RESULTS: The impact of removing selected cancers from all-cause mortality varies in magnitude & calendar period: removing CRC is most significant at ages 65-70 (3-5% of all-cause mortality), a proportion that increases 1970→2000 in men but decreases in women; for LC, the removal peaks ~age 60 (8% (1970)→14% (2000) in men; 4%→13% in women); for BC, 15% (1970) ~age 40→11% (2000) ~age 50. Recent smoking rates in US are 40% lower in men and 33% lower in women as compared to 1970, while obesity approximately doubled.
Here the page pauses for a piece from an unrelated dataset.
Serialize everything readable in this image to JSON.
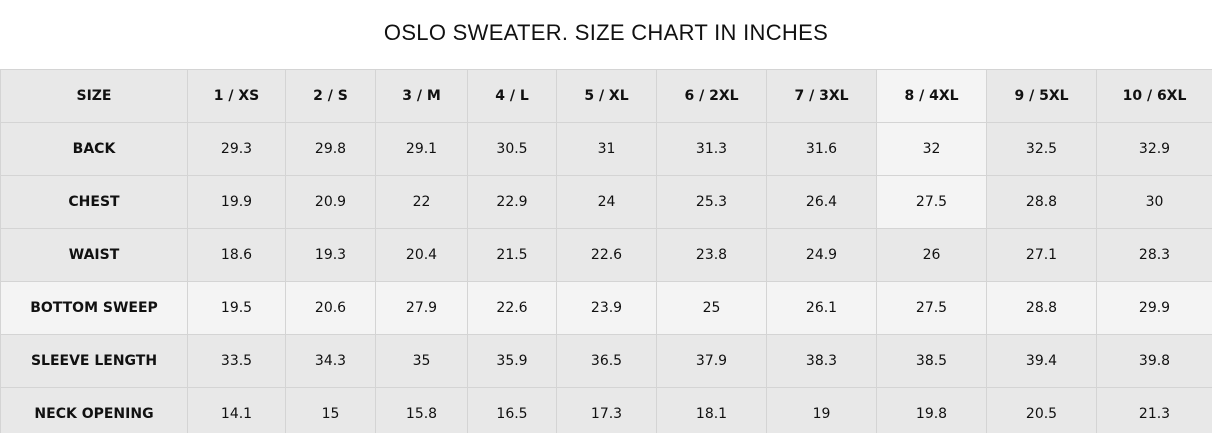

Both risk factor trends and hazard ratios show differences by race, sex and age that may affect relative survival among BMI/smoking classes for non-CRC, non-LC, and non-BC deaths.

CONCLUSION: Common risk factors for both cancer and non-cancer causes may introduce bias if not accounted for in evaluating preventive initiatives. For modelers, our results can raise methodological considerations relating to lag time and interactions in using these lifetables to predict mortality.